There is elaborate legal framework, helplines, police protection and community level programmes for victims of violence against women. HIV AIDS programmes which work with these men have the limitation to the work of just preventing the spread of the virus. There is just no category called male sexual abuse and no recourse of the victims.


3.

Well this is quite different and actually partly tested in the field right in Lalitpur back in 2012. This is based on that reminiscence.


When anybody tells us about stories of soil and water conservation and watersheds, one always freaks about how people have worked in the hot sun burning their skins and the pleasure of seeing water and the greenery after such great physical pain. This is really well found in the history of watersheds in India when it all started in the 1970’s in the face of severe droughts and extreme poverty.


About the year 2008, when I got engaged in some of the initiatives of soil and water conservation work, it was all about mobilising NREGA and how government had huge funds allocated for NREGA and how it could be mobilised by running after non responsive corrupt government officers. I was extremely annoyed with this scheme then. Now in 2021, I find the same trumpets being blown. I am still annoyed (read pissed off) in spite of the fact that corruption has considerably reduced at the grassroot level government offices and responsiveness has increased to a great extent. The reason is quite different.
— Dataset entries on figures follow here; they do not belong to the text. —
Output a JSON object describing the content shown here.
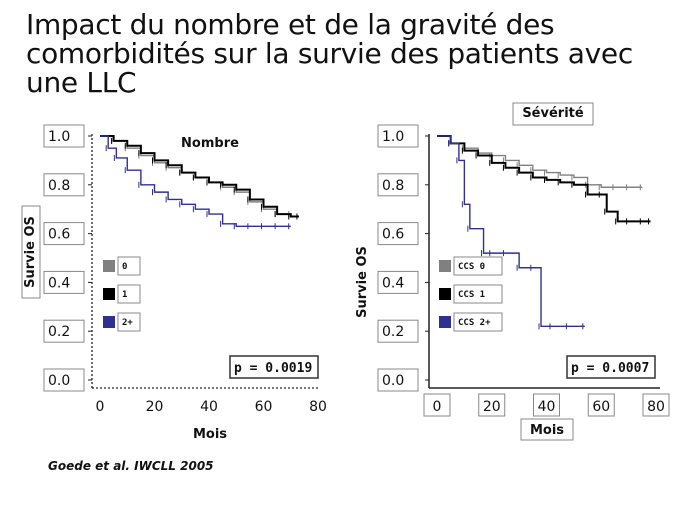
{
  "slide": {
    "title": "Impact du nombre et de la gravité des comorbidités sur la survie des patients avec une LLC",
    "citation": "Goede et al. IWCLL 2005"
  },
  "chart_data": [
    {
      "type": "line",
      "title": "Nombre",
      "xlabel": "Mois",
      "ylabel": "Survie OS",
      "xlim": [
        0,
        80
      ],
      "ylim": [
        0,
        1.0
      ],
      "x_ticks": [
        "0",
        "20",
        "40",
        "60",
        "80"
      ],
      "y_ticks": [
        "0.0",
        "0.2",
        "0.4",
        "0.6",
        "0.8",
        "1.0"
      ],
      "legend_placement": "left",
      "p_value": "p = 0.0019",
      "series": [
        {
          "name": "0",
          "color": "#808080",
          "step": true,
          "x": [
            0,
            5,
            10,
            15,
            20,
            25,
            30,
            35,
            40,
            45,
            50,
            55,
            60,
            65,
            70
          ],
          "y": [
            1.0,
            0.98,
            0.95,
            0.92,
            0.89,
            0.87,
            0.85,
            0.83,
            0.81,
            0.79,
            0.77,
            0.73,
            0.7,
            0.68,
            0.68
          ]
        },
        {
          "name": "1",
          "color": "#000000",
          "step": true,
          "x": [
            0,
            5,
            10,
            15,
            20,
            25,
            30,
            35,
            40,
            45,
            50,
            55,
            60,
            65,
            70,
            73
          ],
          "y": [
            1.0,
            0.98,
            0.96,
            0.93,
            0.9,
            0.88,
            0.85,
            0.83,
            0.81,
            0.8,
            0.78,
            0.74,
            0.71,
            0.68,
            0.67,
            0.67
          ]
        },
        {
          "name": "2+",
          "color": "#2e3192",
          "step": true,
          "x": [
            0,
            3,
            6,
            10,
            15,
            20,
            25,
            30,
            35,
            40,
            45,
            50,
            55,
            60,
            65,
            70
          ],
          "y": [
            1.0,
            0.95,
            0.91,
            0.86,
            0.8,
            0.77,
            0.74,
            0.72,
            0.7,
            0.68,
            0.64,
            0.63,
            0.63,
            0.63,
            0.63,
            0.63
          ]
        }
      ]
    },
    {
      "type": "line",
      "title": "Sévérité",
      "xlabel": "Mois",
      "ylabel": "Survie OS",
      "xlim": [
        0,
        80
      ],
      "ylim": [
        0,
        1.0
      ],
      "x_ticks": [
        "0",
        "20",
        "40",
        "60",
        "80"
      ],
      "y_ticks": [
        "0.0",
        "0.2",
        "0.4",
        "0.6",
        "0.8",
        "1.0"
      ],
      "legend_placement": "left",
      "p_value": "p = 0.0007",
      "series": [
        {
          "name": "CCS 0",
          "color": "#808080",
          "step": true,
          "x": [
            0,
            5,
            10,
            15,
            20,
            25,
            30,
            35,
            40,
            45,
            50,
            55,
            60,
            65,
            70,
            75
          ],
          "y": [
            1.0,
            0.97,
            0.95,
            0.93,
            0.92,
            0.9,
            0.88,
            0.86,
            0.85,
            0.84,
            0.83,
            0.8,
            0.79,
            0.79,
            0.79,
            0.79
          ]
        },
        {
          "name": "CCS 1",
          "color": "#000000",
          "step": true,
          "x": [
            0,
            5,
            10,
            15,
            20,
            25,
            30,
            35,
            40,
            45,
            50,
            55,
            60,
            62,
            66,
            70,
            75,
            78
          ],
          "y": [
            1.0,
            0.97,
            0.94,
            0.92,
            0.89,
            0.87,
            0.85,
            0.83,
            0.82,
            0.81,
            0.8,
            0.76,
            0.76,
            0.69,
            0.65,
            0.65,
            0.65,
            0.65
          ]
        },
        {
          "name": "CCS 2+",
          "color": "#2e3192",
          "step": true,
          "x": [
            0,
            5,
            8,
            10,
            12,
            17,
            20,
            25,
            30,
            35,
            38,
            42,
            48,
            54
          ],
          "y": [
            1.0,
            0.97,
            0.9,
            0.72,
            0.62,
            0.52,
            0.52,
            0.52,
            0.46,
            0.46,
            0.22,
            0.22,
            0.22,
            0.22
          ]
        }
      ]
    }
  ]
}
A number of watershed interventions like farm bunds, farm ponds etc can be done using tractor mounted machinery at about 50% of the cost and nearly 10 to 25% of the time of that of the manual operation. A few calculations that we had done in the past showed that the actual costs can be recovered in maximum of 3 years as there is increase in the agricultural yield. So there is a scope that this can be done using cash contributions or even credit for that matter. When I repeatedly share this idea wherever I meet people from the development sector, the response is either negative or outright blank. People are happy with some sort of status quo it seems.


May be, in the world, where exercising right of getting 100 days of unskilled employment is more important than improving lands and increasing agricultural yields speedily, mechanised watershed development is just not a category to be looked at.


There could be a wild list of such non categories but I have shared those which were currently boiling down in my mind. Do let me know your feedback. Thanks!

Comments

Vineel said…
Non categories is an important topic worth considering in the context of Rural Development as well in a larger context. I appreciate the thought and the fact that it has emerged from grassroot level observations. Perhaps we need to evolve a comprehensive index of development which can easily calculate the level of development of any individual. Something akin to a CIBIL score in the banking industry. Thanks for yet another thought provoking article.
Thoughtful! Made me reflect on the purpose of MGNREGS - it is to guarantee rural wage employment while creating durable assets. So if both are not possible, which should take precedence?!
Thanks for the comment Tasqeen. I think problem with MGNREGS is overall just lack of plans. My question was mainly about focussing on land development without bothering much about the direct employment generation through labour work. Under MGNREGA, as a right it is anyway to be guaranteed.